The EJC’s legal clinic is one of a patchwork of approaches to address worker abuse, one that includes direct legal services, petition drives and demonstrations, worker centers, worker organizing, and agitation for legislative reform. Sometimes, there will be a class-action lawsuit, such as the one in 2010 against Epicurean, a restaurant on Georgetown University’s campus that had been failing to pay them overtime. After securing legal representation by James & Hoffman, the workers received full damages.
These settlements are the equivalent of winning the lottery, however: for the workers lucky enough to secure pro bono representation and see a case through, it’s a big win, and the idea is that the lawsuits scare other employers straight by making examples out of the bad ones. But after seeing the same types of cases at every weekly clinic, the make-an-example route seems to have a limited impact for systematic change: Even if one shady employer cleans up or goes out of business, there are always others.

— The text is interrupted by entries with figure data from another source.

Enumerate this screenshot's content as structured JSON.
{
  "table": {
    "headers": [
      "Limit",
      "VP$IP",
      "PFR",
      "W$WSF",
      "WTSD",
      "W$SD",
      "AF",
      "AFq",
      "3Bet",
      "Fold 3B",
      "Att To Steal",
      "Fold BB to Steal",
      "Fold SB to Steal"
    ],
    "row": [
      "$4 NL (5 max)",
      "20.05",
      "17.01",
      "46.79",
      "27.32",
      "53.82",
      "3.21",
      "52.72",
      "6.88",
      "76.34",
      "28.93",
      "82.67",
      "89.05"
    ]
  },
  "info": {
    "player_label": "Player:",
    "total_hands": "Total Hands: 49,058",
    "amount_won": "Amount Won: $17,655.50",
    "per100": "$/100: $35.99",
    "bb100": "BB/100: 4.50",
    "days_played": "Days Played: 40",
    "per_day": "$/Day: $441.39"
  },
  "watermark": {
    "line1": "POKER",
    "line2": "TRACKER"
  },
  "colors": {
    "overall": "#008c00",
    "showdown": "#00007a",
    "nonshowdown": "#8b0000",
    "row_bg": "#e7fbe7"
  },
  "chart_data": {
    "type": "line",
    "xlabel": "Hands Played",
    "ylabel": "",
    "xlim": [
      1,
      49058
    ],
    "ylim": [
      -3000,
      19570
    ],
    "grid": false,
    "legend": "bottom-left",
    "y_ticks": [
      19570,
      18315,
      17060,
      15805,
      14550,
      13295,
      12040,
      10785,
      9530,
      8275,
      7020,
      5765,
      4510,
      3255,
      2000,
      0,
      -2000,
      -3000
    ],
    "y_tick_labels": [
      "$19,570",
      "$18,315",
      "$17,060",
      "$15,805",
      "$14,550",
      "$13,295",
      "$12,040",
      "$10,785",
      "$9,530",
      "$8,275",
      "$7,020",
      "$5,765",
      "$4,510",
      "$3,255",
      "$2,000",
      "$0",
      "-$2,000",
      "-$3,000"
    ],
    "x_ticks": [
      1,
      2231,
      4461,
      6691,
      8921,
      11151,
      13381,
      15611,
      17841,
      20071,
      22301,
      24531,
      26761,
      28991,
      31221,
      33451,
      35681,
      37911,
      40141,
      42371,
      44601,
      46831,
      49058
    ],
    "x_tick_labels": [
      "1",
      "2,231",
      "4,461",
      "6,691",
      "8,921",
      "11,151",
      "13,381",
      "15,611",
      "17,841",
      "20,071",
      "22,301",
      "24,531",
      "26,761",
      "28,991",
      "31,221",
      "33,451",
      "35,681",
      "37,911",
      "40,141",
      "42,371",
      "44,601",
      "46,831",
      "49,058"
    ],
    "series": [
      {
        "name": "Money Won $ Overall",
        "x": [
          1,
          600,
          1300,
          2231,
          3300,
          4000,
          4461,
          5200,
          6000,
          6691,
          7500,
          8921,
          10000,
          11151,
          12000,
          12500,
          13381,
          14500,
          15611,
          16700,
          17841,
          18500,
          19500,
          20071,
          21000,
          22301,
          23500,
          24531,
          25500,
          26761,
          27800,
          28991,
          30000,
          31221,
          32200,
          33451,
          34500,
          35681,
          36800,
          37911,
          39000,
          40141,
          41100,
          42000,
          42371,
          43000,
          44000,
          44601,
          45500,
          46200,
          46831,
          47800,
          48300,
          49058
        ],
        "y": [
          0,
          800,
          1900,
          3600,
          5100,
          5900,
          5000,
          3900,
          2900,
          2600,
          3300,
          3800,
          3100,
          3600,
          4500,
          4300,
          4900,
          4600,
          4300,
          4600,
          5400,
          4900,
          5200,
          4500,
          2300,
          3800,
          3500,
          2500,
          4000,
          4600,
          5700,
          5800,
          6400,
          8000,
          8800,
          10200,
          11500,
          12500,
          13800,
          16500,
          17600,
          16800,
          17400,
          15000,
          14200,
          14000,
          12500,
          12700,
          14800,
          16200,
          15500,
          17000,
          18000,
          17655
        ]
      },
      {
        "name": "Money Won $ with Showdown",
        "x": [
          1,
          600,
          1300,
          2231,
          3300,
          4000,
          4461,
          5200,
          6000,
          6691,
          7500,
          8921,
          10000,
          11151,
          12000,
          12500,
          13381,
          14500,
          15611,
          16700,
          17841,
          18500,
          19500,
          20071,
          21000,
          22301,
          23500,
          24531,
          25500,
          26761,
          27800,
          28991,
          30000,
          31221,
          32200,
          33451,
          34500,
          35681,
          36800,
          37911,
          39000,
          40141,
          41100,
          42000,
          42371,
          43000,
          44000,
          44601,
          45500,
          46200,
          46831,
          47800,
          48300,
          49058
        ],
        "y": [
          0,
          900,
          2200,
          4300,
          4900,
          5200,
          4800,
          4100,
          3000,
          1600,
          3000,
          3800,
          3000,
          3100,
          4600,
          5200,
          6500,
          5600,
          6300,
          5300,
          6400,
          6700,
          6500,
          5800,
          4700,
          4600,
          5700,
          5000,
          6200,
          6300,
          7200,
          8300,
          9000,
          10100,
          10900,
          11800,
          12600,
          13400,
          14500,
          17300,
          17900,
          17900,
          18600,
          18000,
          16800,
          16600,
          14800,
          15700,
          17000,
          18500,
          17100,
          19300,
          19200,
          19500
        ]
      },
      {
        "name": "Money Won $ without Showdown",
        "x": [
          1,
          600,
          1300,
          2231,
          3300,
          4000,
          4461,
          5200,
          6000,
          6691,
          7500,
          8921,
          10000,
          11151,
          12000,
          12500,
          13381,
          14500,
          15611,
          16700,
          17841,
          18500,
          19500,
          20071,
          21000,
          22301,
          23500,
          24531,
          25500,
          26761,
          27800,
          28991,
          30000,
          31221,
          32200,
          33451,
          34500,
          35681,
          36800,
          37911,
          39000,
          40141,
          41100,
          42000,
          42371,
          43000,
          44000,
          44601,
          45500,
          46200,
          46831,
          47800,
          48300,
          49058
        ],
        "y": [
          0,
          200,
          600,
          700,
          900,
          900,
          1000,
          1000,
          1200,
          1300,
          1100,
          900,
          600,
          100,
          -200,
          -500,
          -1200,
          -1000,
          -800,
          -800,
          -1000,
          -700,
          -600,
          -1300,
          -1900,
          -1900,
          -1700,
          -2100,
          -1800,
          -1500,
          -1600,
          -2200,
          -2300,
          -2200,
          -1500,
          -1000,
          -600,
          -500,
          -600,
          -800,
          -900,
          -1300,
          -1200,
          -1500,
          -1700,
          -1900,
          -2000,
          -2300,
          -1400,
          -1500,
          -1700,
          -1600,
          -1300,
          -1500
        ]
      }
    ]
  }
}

Chicago labor lawyer Tom Geoghegan has written about the rise of the much-maligned litigation culture (of which he is a part) as a product of the decades-long breakdown of the institutions that used to set labor standards for all workers: unions and the state. “As the state collapses and becomes more arbitrary in the enforcement of the law, all of us are more in need of tort (i.e. ‘trial’) lawyers,” he writes in The Rule of Law in Shambles. Congress cuts budgets for the agencies responsible for enforcing the law—OSHA, ERISA, the Department of Labor’s Wage-Hour Division—so it’s up to groups like the EJC, NDLON, and Trabajadores Unidos to bring scofflaw bosses to justice. And they have to pick their targets. When enforcement is outsourced to vigilantes, it becomes non-systematic, and a lot of workers fall through the cracks, particularly those who don’t earn very much, don’t speak the language, and don’t know their rights.